Stevens also would have felt right at home in a corporation such as General Motors. He would have been the perfect “team player,” putting his personal interests aside to be the most loyal adherent to dark-suit, white-shirt company policy. It is ironic that the 19th century industrial tycoons, such as Andrew Carnegie, who urged self-reliance and “making it on your own,” continued the European tradition of relying on servants. Apparently the theme of self-reliance did not extend to filling one’s own dinner glass or drawing one’s own bath.

This side of the Atlantic, though, never had elaborate definitions of protocol infuse themselves into every bit of our culture, as England did. The decline in England of the old ulture of the dignified butler and unquestioning servants, as American-inspired openness and “commonness” came into play, shows how shakily-rooted behavior such as Stevens’ actually was. However, simply because Americans do not have a rigid written code of social protocol does not mean that many of us, consciously or not, do not behave in ways similar to Stevens in everyday life.

Generally unquestioning obedience to the “household” –the school board, board of directors, union committee, in short, the cultural structure of most jobs—means that Americans’ jobs are a lot more similar to Stevens’ than we would like to think. Fortunately, we are usually allowed to express more of our personality (or loud mouth) than Stevens does. Of course, this was not true in slavery, and in the days before unions it was wise to keep one’s mouth shut with regard to true feelings toward the employer.

Even the idea of leisure implied in Stevens’ auto trip was totally opposite the ideals of self-denial he practiced so carefully; he describes feeling of the journey “a slight sense of alarm—a sense aggravated by the feeling that I was perhaps not on the correct road at all, but speeding off in totally the wrong direction into a wilderness” (24. For most people, the idea of a vacation is welcome, but for Stevens it brings almost panic, a hurried desire to justify it as part of the duties of the house, as he does by rationalizing it as a way to find new staff (10).

Stevens’ religious pursuit of a dignified existence in the service of Darlington Hall reminds one of Winston Smith’s pondering about why the Inner Party was so compelled to act the way it did. For Stevens, the pursuit of dignity and putting things in their proper state appears to have as much appeal as the pursuit of power did for the Party.
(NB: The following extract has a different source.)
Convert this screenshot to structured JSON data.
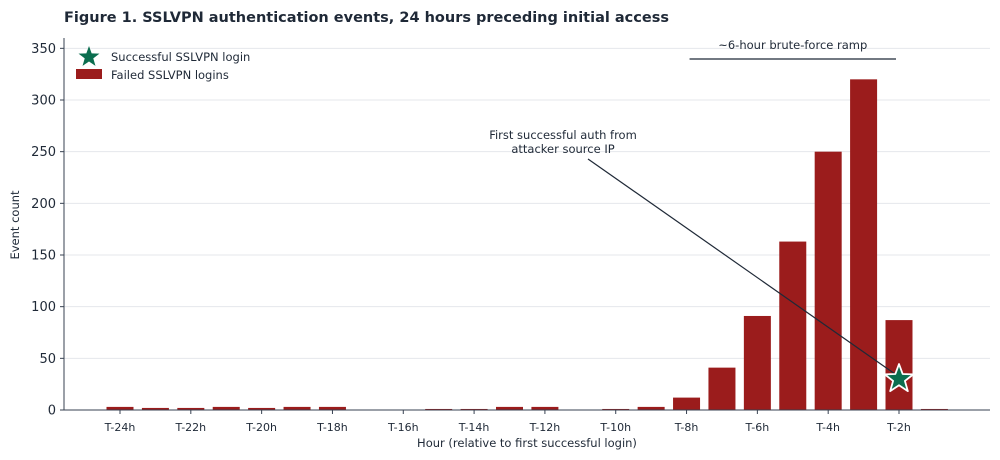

In both cases, one sees repression of human emotions.

The Party was obviously much more successful than Stevens at operating purely like a machine, and at least Stevens had good intentions behind his repetitive “Yes, sirs. On his motoring trip, Stevens meets a man named Harry Smith, who argues his own definition of “dignity”: “there’s no dignity in being a slave…no matter if you’re rich or poor, you’re born free and you’re born so that you can express your opinion freely…that’s what dignity’s really about” (186). Stevens, naturally, merely said, “Of course, you’re quite correct. ” Even in this frank atmosphere he could not spill his thoughts candidly. Stevens is a very affecting character whose battles with his emotions are far from unique, either to himself or to his culture.
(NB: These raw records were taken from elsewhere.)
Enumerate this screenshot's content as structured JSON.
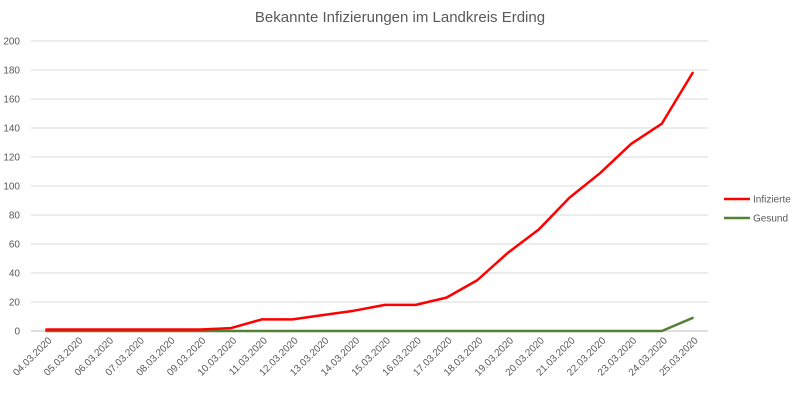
{
  "chart_data": {
    "type": "line",
    "title": "Bekannte Infizierungen im Landkreis Erding",
    "xlabel": "",
    "ylabel": "",
    "ylim": [
      0,
      200
    ],
    "yticks": [
      0,
      20,
      40,
      60,
      80,
      100,
      120,
      140,
      160,
      180,
      200
    ],
    "grid": true,
    "legend_position": "right",
    "categories": [
      "04.03.2020",
      "05.03.2020",
      "06.03.2020",
      "07.03.2020",
      "08.03.2020",
      "09.03.2020",
      "10.03.2020",
      "11.03.2020",
      "12.03.2020",
      "13.03.2020",
      "14.03.2020",
      "15.03.2020",
      "16.03.2020",
      "17.03.2020",
      "18.03.2020",
      "19.03.2020",
      "20.03.2020",
      "21.03.2020",
      "22.03.2020",
      "23.03.2020",
      "24.03.2020",
      "25.03.2020"
    ],
    "series": [
      {
        "name": "Infizierte",
        "color": "#ff0000",
        "values": [
          1,
          1,
          1,
          1,
          1,
          1,
          2,
          8,
          8,
          11,
          14,
          18,
          18,
          23,
          35,
          54,
          70,
          92,
          109,
          129,
          143,
          178
        ]
      },
      {
        "name": "Gesund",
        "color": "#548235",
        "values": [
          0,
          0,
          0,
          0,
          0,
          0,
          0,
          0,
          0,
          0,
          0,
          0,
          0,
          0,
          0,
          0,
          0,
          0,
          0,
          0,
          0,
          9
        ]
      }
    ]
  },
  "colors": {
    "grid": "#d9d9d9",
    "axis": "#bfbfbf",
    "text": "#595959"
  }
}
Most people, even Americans, sometimes find it difficult to say honestly what they feel, even when it is in their own best interests to do so. Occasionally they cannot even recognize what they feel, let alone put it into words. They are, then, like Stevens: perhaps full of feelings, but not recognizing quite what they are, or how to reveal them if they ever do seize their identity. Remains of the Day is a novel that anyone concerned about the difficulty of communicating openly and honestly should find rewarding.